Starting with a classic, J. Kenji Lopez-Alt’s The Food Lab is a modern one. Lopez-Alt is a recipe whiz, but more importantly, great at explaining the science behind why these cooking methods and techniques are important and essential. There’s no cookbook out there I’ve learned more from, making this the perfect gift for a beginner chef or an experienced epicure (if it’s not on their shelf already).

If you haven’t gone down the rabbithole of Pasta Grannies on YouTube, you should. This is the book version, which includes pasta recipes from all regions of Italy, made by some of the best home cooks out there. This book makes pasta approachable, fun, funny, and easier than you’d think. If these grannies can do it, so can you.

Another grandmother book, Somali chef Hawa Hassan presents 75 recipes and stories gathered from bibis (grandmothers) in several African nations. The recipes themselves are almost shockingly easy to make, and the food is transportive. Flavors I’ve never experienced come to life, and so do the stories behind those flavors. This is a cookbook for someone seeking something different.

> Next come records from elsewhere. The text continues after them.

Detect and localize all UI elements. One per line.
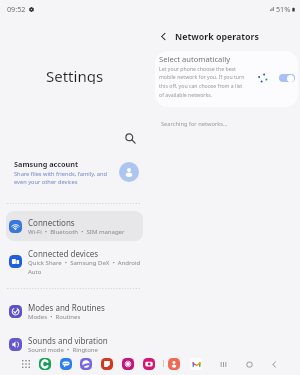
- staticText: Modes • Routines: [28, 313, 81, 321]
- button[interactable]: Select automatically: [155, 51, 298, 107]
- button[interactable]: Phone: [39, 358, 51, 370]
- staticText: Modes and Routines: [28, 302, 105, 313]
- button[interactable]: Search: [120, 128, 140, 148]
- staticText: Sounds and vibration: [28, 335, 108, 346]
- button[interactable]: Messages: [60, 358, 72, 370]
- button[interactable]: Back: [155, 28, 172, 45]
- staticText: Wi-Fi • Bluetooth • SIM manager: [28, 228, 125, 236]
- button[interactable]: Contacts: [168, 358, 180, 370]
- staticText: Quick Share • Samsung DeX • Android Auto: [28, 259, 141, 275]
- staticText: Samsung account: [14, 159, 79, 169]
- button[interactable]: All apps: [18, 356, 33, 371]
- button[interactable]: Connected devices: [6, 243, 143, 279]
- staticText: Connections: [28, 217, 75, 228]
- button[interactable]: Recents: [216, 357, 230, 371]
- staticText: Sound mode • Ringtone: [28, 346, 98, 354]
- staticText: 09:52: [7, 4, 26, 14]
- staticText: Share files with friends, family, and ev…: [14, 170, 108, 186]
- staticText: Network operators: [175, 31, 259, 43]
- button[interactable]: Modes and Routines: [6, 296, 143, 326]
- button[interactable]: Camera: [143, 358, 155, 370]
- staticText: Searching for networks...: [161, 120, 228, 128]
- button[interactable]: Select automatically: [279, 74, 295, 82]
- button[interactable]: Home: [242, 357, 256, 371]
- button[interactable]: Connections: [6, 211, 143, 241]
- staticText: Connected devices: [28, 248, 99, 259]
- staticText: Let your phone choose the best mobile ne…: [159, 65, 245, 98]
- button[interactable]: Internet: [80, 358, 92, 370]
- button[interactable]: Gallery: [122, 358, 134, 370]
- button[interactable]: Back: [267, 357, 281, 371]
- button[interactable]: Sounds and vibration: [6, 329, 143, 359]
- staticText: Settings: [46, 66, 104, 84]
- staticText: Select automatically: [159, 54, 231, 64]
- button[interactable]: Gmail: [190, 358, 202, 370]
- button[interactable]: Notes: [101, 358, 113, 370]
- staticText: 51%: [276, 4, 291, 14]
- button[interactable]: Samsung account: [0, 152, 150, 192]
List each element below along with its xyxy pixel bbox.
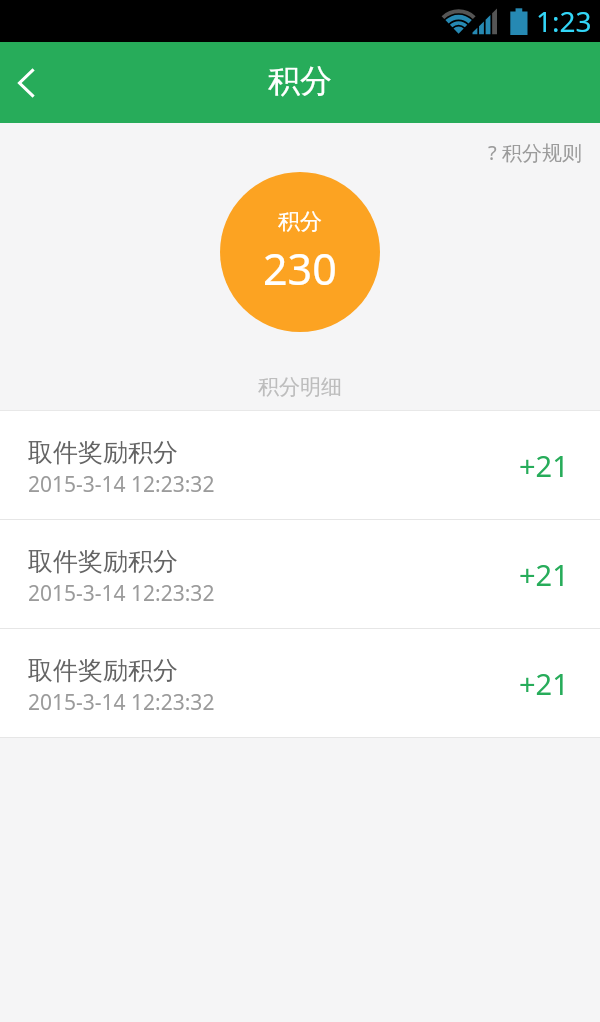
staticText: 2015-3-14 12:23:32 (28, 688, 215, 717)
staticText: 积分明细 (258, 374, 342, 400)
staticText: ? 积分规则 (488, 139, 582, 166)
button[interactable]: ? 积分规则 (488, 123, 600, 166)
staticText: 2015-3-14 12:23:32 (28, 579, 215, 608)
staticText: 1:23 (536, 2, 592, 40)
staticText: 积分 (268, 61, 332, 101)
button[interactable]: 取件奖励积分 (0, 411, 600, 519)
staticText: 230 (263, 239, 337, 298)
button[interactable]: Back (0, 57, 52, 109)
staticText: 取件奖励积分 (28, 546, 178, 577)
button[interactable]: 取件奖励积分 (0, 629, 600, 737)
staticText: 2015-3-14 12:23:32 (28, 470, 215, 499)
staticText: 取件奖励积分 (28, 437, 178, 468)
staticText: 取件奖励积分 (28, 655, 178, 686)
staticText: +21 (519, 664, 569, 703)
button[interactable]: 取件奖励积分 (0, 520, 600, 628)
staticText: +21 (519, 446, 569, 485)
staticText: +21 (519, 555, 569, 594)
staticText: 积分 (278, 208, 322, 236)
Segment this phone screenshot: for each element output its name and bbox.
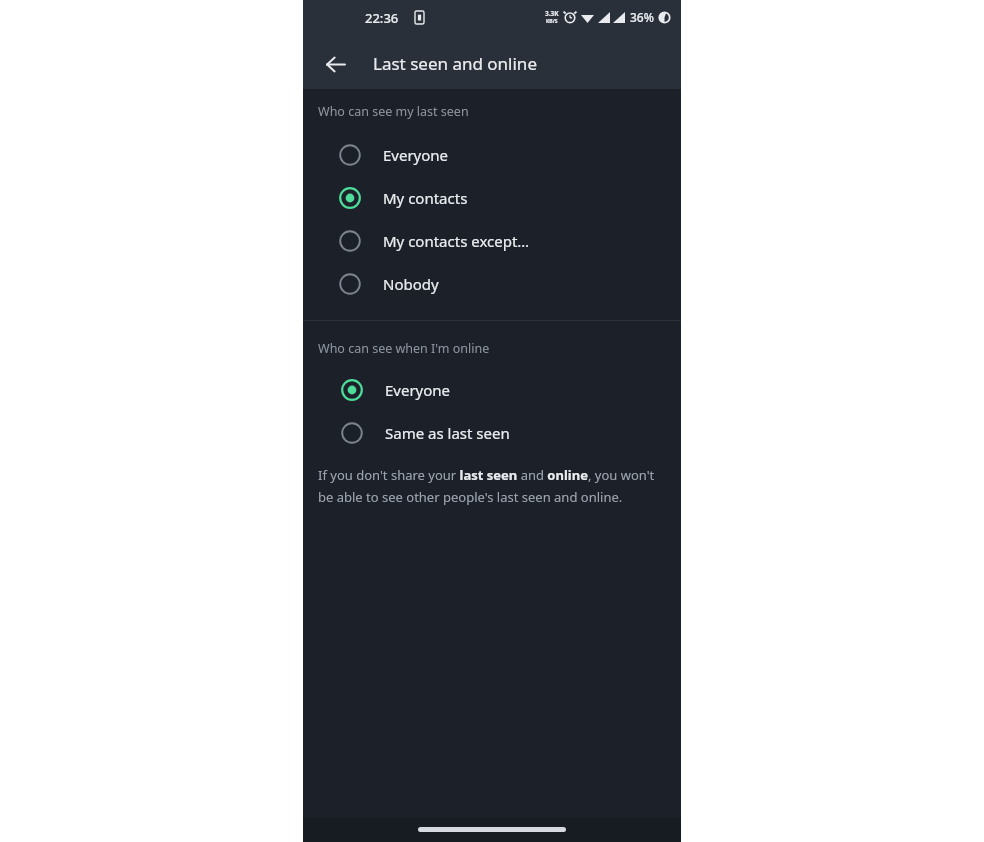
staticText: Everyone: [385, 380, 451, 400]
staticText: KB/S: [546, 18, 558, 25]
staticText: My contacts except…: [383, 231, 530, 251]
button[interactable]: My contacts except…: [303, 219, 681, 262]
button[interactable]: Everyone: [303, 368, 681, 411]
staticText: Nobody: [383, 274, 439, 294]
staticText: 3.3K: [545, 9, 559, 18]
staticText: Everyone: [383, 145, 449, 165]
staticText: If you don't share your last seen and on…: [318, 466, 659, 506]
staticText: Who can see when I'm online: [318, 340, 490, 357]
staticText: Last seen and online: [373, 52, 537, 75]
staticText: 22:36: [365, 9, 399, 27]
button[interactable]: Nobody: [303, 262, 681, 305]
staticText: Who can see my last seen: [318, 103, 469, 120]
staticText: My contacts: [383, 188, 468, 208]
staticText: 36%: [630, 9, 654, 25]
button[interactable]: Everyone: [303, 133, 681, 176]
staticText: Same as last seen: [385, 423, 510, 443]
button[interactable]: Back: [317, 46, 353, 82]
button[interactable]: Same as last seen: [303, 411, 681, 454]
button[interactable]: My contacts: [303, 176, 681, 219]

This is an inspirational baking book. Ex-Bon Appetit Claire Saffitz is both technically skilled and lovingly transparent in her shortcomings, to create a book that is filled with delicious, decadent desserts. Some involve skills you didn’t know you had, but all are easier to bake than you’d think, and the feeling of accomplishment only adds to the chocolatey goodness.

From acclaimed NY Chinatown Dim Sum spot Nom Wah comes a cookbook that unveils the secrets of Chinese Cooking. Filled with mouthwatering dumpling recipes, noodles, and a chicken feet recipe I’m going to give a shot one of these days, this is a perfect gift for the dumpling lover in your life.

Nicole Rucker is LA’s queen of baked goods, and her cookbook let’s you make some of these delicious treats at home. Even if you are a chocolate lover this fresh fruit-based recipe book has something for everyone, and better yet, the person you gift it to kinda has to make you something from it, right?

This is for the vegan in your life, or just the healthy eater. Even as a meat-eater, I’ve probably cooked out of this book more than any this year (I just really love beans, okay?). It’s filled with recipes revolving around heirloom beans (the latest trend) that are delicious and will completely alter your perspective on legumes writ-large.

The New Craft of the Cocktail

Half Full contributor Phillip Greene recommends The New Craft of the Cocktail for the mixologist in your life. Among its pages, you’ll find an excellent overview of the history of cocktails, what makes a good drink, and new drink recipes of course. The old version was considered a bible in the industry for nearly two decades, and this one surely won’t disappoint either.